Related Work & Insights¶
- vs. ROMANCE / EGA: These use RL-learned attackers to minimize value estimates. IBAL uses MI-minimization, making the attack independent of Q-network structure and more robust against unreliable value estimates.
- vs. Wolfpack / WALL: While Wolfpack attacks individuals sequentially, IBAL severs group-level dependencies.
- vs. ATLA: ATLA trains an RL observation attacker, while IBAL provides a closed-form MI attack with a group curriculum, avoiding adversarial RL instability.
- vs.
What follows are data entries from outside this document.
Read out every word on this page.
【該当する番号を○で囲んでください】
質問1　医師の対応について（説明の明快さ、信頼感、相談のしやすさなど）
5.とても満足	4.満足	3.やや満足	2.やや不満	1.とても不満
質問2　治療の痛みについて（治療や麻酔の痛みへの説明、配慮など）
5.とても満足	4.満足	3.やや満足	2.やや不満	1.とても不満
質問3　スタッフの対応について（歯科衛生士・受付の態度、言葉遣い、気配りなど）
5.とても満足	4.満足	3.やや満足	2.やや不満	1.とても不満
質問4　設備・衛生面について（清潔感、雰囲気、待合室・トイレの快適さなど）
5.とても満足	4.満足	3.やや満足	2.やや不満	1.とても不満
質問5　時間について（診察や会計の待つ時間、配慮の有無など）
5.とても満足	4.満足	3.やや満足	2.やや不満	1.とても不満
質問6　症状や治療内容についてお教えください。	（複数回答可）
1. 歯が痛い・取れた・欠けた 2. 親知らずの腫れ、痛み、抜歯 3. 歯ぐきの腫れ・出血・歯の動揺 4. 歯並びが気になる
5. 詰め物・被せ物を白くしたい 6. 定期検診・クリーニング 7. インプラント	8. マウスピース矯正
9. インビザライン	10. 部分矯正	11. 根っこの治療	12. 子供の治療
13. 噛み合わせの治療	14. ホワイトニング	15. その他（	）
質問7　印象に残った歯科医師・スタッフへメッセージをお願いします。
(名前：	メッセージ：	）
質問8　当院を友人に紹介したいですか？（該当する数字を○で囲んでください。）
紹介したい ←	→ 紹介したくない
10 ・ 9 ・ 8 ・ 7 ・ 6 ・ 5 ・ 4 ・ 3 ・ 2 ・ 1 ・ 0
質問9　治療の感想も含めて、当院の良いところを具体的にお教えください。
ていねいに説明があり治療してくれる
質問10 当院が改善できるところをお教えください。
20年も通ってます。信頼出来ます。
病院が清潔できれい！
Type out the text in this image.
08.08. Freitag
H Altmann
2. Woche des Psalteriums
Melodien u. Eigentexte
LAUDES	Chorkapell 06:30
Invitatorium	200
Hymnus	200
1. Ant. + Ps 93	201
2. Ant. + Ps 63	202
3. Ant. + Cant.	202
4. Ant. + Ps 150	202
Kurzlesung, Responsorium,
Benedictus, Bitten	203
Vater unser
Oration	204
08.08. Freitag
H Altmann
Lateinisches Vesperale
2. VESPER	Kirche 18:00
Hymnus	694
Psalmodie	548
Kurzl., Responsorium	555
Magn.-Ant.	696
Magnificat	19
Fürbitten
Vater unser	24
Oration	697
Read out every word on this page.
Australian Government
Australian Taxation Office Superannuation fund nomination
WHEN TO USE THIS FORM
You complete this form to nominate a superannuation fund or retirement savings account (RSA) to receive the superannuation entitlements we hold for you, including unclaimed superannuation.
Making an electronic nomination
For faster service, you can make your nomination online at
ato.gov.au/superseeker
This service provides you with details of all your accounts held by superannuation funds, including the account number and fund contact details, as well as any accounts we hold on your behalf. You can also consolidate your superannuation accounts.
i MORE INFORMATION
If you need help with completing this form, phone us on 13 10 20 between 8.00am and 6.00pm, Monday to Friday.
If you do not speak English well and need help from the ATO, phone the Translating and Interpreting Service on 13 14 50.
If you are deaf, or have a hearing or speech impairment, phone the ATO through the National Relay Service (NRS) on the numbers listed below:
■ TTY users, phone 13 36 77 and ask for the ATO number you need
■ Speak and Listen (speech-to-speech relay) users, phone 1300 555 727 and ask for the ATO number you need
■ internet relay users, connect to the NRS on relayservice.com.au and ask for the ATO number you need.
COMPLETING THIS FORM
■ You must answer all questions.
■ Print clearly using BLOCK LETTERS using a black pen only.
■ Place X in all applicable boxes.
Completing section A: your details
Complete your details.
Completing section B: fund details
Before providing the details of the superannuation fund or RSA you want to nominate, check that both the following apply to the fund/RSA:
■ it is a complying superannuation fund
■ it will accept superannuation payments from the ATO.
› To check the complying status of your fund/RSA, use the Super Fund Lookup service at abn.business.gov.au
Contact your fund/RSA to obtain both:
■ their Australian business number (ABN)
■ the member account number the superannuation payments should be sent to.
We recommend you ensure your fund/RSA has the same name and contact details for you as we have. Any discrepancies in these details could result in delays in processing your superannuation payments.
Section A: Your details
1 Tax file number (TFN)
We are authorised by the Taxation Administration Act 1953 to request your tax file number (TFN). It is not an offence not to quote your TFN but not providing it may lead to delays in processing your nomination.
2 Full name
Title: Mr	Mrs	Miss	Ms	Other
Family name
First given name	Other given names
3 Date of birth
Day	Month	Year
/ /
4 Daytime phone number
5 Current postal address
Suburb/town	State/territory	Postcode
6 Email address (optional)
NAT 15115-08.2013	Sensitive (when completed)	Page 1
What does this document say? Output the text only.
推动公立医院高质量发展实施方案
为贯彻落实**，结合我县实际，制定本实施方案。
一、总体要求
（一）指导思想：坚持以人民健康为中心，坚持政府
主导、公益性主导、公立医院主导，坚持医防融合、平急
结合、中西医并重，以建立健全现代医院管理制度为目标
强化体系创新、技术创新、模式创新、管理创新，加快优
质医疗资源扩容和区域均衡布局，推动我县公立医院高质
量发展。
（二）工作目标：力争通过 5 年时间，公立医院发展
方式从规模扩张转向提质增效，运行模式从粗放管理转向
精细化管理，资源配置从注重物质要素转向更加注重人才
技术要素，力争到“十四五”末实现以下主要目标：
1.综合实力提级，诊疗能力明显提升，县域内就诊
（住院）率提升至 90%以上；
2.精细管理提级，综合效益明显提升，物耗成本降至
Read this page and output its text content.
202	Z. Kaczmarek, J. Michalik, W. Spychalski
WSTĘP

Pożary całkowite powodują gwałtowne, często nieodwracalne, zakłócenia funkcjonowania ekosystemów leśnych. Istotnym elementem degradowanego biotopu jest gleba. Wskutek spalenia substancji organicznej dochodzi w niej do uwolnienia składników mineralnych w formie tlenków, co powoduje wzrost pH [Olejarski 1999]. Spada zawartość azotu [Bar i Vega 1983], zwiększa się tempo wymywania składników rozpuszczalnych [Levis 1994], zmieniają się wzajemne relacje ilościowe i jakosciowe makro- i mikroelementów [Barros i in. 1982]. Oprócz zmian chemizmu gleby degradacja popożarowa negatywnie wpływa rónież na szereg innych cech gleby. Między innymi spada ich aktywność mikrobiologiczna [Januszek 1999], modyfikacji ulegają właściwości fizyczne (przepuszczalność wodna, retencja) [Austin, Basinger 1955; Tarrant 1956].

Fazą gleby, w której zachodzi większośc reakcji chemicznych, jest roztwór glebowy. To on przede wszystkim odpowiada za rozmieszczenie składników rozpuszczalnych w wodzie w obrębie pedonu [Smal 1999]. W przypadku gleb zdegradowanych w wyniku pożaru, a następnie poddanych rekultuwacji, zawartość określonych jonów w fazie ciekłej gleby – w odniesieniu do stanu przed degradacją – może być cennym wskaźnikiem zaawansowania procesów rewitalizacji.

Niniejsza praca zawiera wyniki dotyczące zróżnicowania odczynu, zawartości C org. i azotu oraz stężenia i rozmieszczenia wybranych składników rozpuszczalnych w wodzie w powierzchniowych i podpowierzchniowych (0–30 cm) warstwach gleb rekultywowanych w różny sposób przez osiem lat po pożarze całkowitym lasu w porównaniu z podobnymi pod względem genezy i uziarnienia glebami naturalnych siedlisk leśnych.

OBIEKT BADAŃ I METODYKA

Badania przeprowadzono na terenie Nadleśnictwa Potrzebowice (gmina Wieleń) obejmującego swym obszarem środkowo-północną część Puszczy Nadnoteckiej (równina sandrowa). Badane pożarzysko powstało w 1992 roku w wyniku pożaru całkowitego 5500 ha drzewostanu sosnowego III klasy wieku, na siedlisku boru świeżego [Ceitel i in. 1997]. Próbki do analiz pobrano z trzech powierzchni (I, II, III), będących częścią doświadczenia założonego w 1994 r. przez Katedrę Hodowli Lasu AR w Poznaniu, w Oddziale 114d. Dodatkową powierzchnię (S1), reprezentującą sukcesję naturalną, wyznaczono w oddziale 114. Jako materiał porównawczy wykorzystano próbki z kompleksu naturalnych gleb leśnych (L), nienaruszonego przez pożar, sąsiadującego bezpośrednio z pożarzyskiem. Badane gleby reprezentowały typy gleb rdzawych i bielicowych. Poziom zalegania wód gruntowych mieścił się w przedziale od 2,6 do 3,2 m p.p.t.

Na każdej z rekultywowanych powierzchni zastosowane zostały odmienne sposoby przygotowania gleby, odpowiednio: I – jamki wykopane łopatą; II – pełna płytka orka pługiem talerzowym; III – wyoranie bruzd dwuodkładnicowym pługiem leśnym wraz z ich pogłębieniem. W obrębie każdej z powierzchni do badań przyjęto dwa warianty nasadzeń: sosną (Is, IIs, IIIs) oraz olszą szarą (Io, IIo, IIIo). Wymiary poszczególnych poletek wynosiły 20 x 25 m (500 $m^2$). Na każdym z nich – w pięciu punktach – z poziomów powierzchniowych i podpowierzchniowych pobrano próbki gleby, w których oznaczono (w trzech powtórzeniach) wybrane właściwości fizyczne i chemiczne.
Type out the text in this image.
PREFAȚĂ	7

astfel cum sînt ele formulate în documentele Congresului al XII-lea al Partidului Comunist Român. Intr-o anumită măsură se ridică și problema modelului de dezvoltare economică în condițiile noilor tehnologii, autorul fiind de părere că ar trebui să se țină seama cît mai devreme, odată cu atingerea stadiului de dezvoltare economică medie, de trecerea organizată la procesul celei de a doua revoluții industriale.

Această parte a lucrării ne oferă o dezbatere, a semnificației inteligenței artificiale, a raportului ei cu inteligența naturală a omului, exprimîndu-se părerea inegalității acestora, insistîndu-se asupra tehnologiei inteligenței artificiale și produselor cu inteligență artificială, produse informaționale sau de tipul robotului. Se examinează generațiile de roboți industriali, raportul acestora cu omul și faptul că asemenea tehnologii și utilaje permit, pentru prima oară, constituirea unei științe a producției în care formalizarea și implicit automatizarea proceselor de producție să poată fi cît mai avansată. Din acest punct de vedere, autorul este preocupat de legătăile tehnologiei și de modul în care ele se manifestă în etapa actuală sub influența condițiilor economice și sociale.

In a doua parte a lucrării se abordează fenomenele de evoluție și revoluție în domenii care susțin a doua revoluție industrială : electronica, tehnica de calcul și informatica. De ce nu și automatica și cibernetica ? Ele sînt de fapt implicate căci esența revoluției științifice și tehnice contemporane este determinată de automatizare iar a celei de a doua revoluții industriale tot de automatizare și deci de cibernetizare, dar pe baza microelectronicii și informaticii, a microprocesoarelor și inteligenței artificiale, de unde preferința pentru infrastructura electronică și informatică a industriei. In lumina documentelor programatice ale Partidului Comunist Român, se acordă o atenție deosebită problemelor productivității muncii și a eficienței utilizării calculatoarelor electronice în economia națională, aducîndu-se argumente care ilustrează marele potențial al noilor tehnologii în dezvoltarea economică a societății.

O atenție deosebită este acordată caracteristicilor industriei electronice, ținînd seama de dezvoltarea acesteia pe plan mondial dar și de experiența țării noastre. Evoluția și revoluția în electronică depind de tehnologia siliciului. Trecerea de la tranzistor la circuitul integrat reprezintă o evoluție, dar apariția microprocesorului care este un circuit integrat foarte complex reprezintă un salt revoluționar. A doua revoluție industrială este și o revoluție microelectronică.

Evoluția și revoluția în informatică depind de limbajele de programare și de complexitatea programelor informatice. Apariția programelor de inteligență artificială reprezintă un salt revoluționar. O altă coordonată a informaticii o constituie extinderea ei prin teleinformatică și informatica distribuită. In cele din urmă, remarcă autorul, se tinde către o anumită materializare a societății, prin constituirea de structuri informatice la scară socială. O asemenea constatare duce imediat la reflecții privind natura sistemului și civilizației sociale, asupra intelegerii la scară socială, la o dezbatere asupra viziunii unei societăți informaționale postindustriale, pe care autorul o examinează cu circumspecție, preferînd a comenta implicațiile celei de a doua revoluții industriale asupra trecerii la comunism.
MI for Collaboration: Unlike previous work using MI as a reward to promote collaboration, IBAL uses "MI-minimization" as a dual adversarial objective for robust training.
Rating¶
- Novelty: ⭐⭐⭐⭐⭐ Systematizes "interaction breakage" as a robust MARL attack surface with a complete proof-of-concept.
- Experimental Thoroughness: ⭐⭐⭐⭐ Extensive coverage across SMAC, LBF, and SMACv2 with multiple backbones and ablations.
- Writing Quality: ⭐⭐⭐⭐ Clear connection between theoretical derivation and engineering implementation.
- Value: ⭐⭐⭐⭐ Directly applicable to deployment scenarios where collaboration is prone to failure.